Q. I have cancer and am being treated with chemotherapy. Am I at increased risk of getting sick and dying from Covid-19?
A. People with cancer, and particularly those with leukemia, seem to have a higher death rate from Covid-19 than the general population, though cancer chemotherapy does not appear to further increase the risk of dying from Covid. Studies, however, have been limited and results are sometimes difficult to interpret.
Many types of chemotherapy work by disrupting the cancer cell’s machinery that allows it to divide and grow so rapidly. Unfortunately, chemotherapy can also disrupt healthy cells that grow rapidly in the body, including the bone marrow cells that make our immune system. Consequently, people receiving chemotherapy are at risk of becoming immunocompromised. The immune system, our body’s primary line of defense against microbes, can also be corrupted directly by blood and bone marrow cancers such as leukemia, which can prevent the immune system from maturing, rendering it incompetent to fight infections.
It’s a logical assumption that people with compromised immune systems would be more susceptible to catching the novel coronavirus and getting sick from it. In one recent study, patients with cancers of the blood and bone marrow had higher coronavirus viral loads, which was associated with higher mortality. But there have been a paucity of population-based studies of coronavirus infection rates in people with cancer, so we don’t know for sure.

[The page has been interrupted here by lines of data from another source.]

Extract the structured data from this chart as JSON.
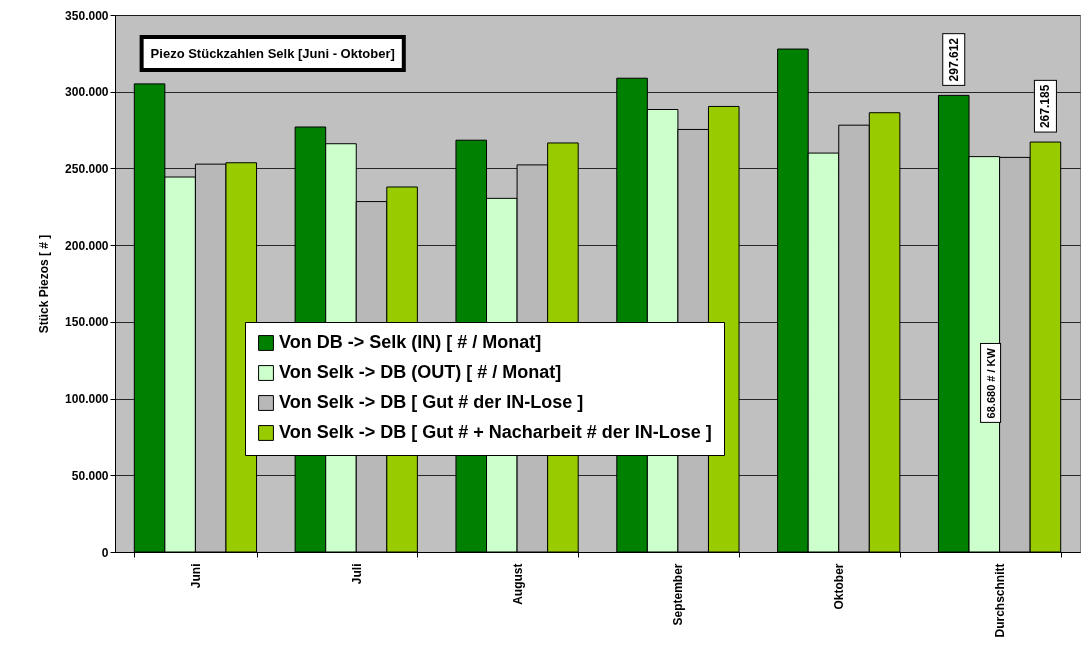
{
  "chart_data": {
    "type": "bar",
    "title": "Piezo Stückzahlen Selk [Juni - Oktober]",
    "ylabel": "Stück Piezos [ # ]",
    "categories": [
      "Juni",
      "Juli",
      "August",
      "September",
      "Oktober",
      "Durchschnitt"
    ],
    "series": [
      {
        "name": "Von DB -> Selk (IN) [ # / Monat]",
        "color": "#008000",
        "values": [
          305100,
          277000,
          268400,
          308800,
          327800,
          297612
        ],
        "value_labels": [
          null,
          null,
          null,
          null,
          null,
          "297.612"
        ]
      },
      {
        "name": "Von Selk -> DB (OUT) [ # / Monat]",
        "color": "#ccffcc",
        "values": [
          244400,
          266100,
          230500,
          288400,
          260000,
          257700
        ]
      },
      {
        "name": "Von Selk -> DB [ Gut # der IN-Lose ]",
        "color": "#b8b8b8",
        "values": [
          252800,
          228400,
          252300,
          275400,
          278200,
          257200
        ]
      },
      {
        "name": "Von Selk -> DB [ Gut # + Nacharbeit # der IN-Lose ]",
        "color": "#99cc00",
        "values": [
          253700,
          237900,
          266600,
          290400,
          286300,
          267185
        ],
        "value_labels": [
          null,
          null,
          null,
          null,
          null,
          "267.185"
        ]
      }
    ],
    "annotations": [
      {
        "text": "68.680 # / KW",
        "x": "Durchschnitt",
        "y": 110000
      }
    ],
    "ylim": [
      0,
      350000
    ],
    "yticks": [
      {
        "value": 0,
        "label": "0"
      },
      {
        "value": 50000,
        "label": "50.000"
      },
      {
        "value": 100000,
        "label": "100.000"
      },
      {
        "value": 150000,
        "label": "150.000"
      },
      {
        "value": 200000,
        "label": "200.000"
      },
      {
        "value": 250000,
        "label": "250.000"
      },
      {
        "value": 300000,
        "label": "300.000"
      },
      {
        "value": 350000,
        "label": "350.000"
      }
    ],
    "grid": "y",
    "legend": "bottom"
  }
}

A few studies have explored the severity of Covid-19 infections in people with cancer. One study from Britain of more than 1,000 cancer patients seen over a seven-week period during the pandemic found a twofold higher death rate for patients with leukemia, but not for those with other cancers, compared to a similar group of cancer patients from three years earlier, before Covid.
In another study of more than 900 patients with ongoing or previous cancers and Covid-19 infections from the United States, Canada and Spain, 13 percent died and 26 percent either died or had illness severe enough to require intensive care. These rates are much higher than for the general population; among those with Covid-19, the estimated case-fatality rate is about 3 percent in the United States. Cancer patients receiving chemotherapy did not appear to have higher death rates or more severe disease than other cancer patients, though in patients with cancers of the blood or bone marrow, such as leukemia and lymphoma, 14 percent died and 35 percent developed severe illness.
Another international study of almost 200 patients with chronic leukemia found even higher death rates from Covid-19, 33 percent, though again, rates were no greater for those receiving chemotherapy. Interestingly, patients receiving palliative cancer care, which focuses on improving quality of life and providing symptom relief rather than active cancer treatment, were more likely to die outside of an intensive care unit, likely because they declined aggressive therapy given their cancer prognosis.
In an ongoing Covid-19 registry through the American Society of Hematology, the death rate among almost 600 patients with blood and bone marrow cancers was high, at 20 percent. More than half of patients were hospitalized, and 23 percent were sick enough to require a stay in an intensive care unit. More than 50 patients decided to forego I.C.U. admission and chose a palliative treatment approach, illustrating the difficulty in interpreting Covid-19 severity and death rates in patients who have other serious illnesses like cancer.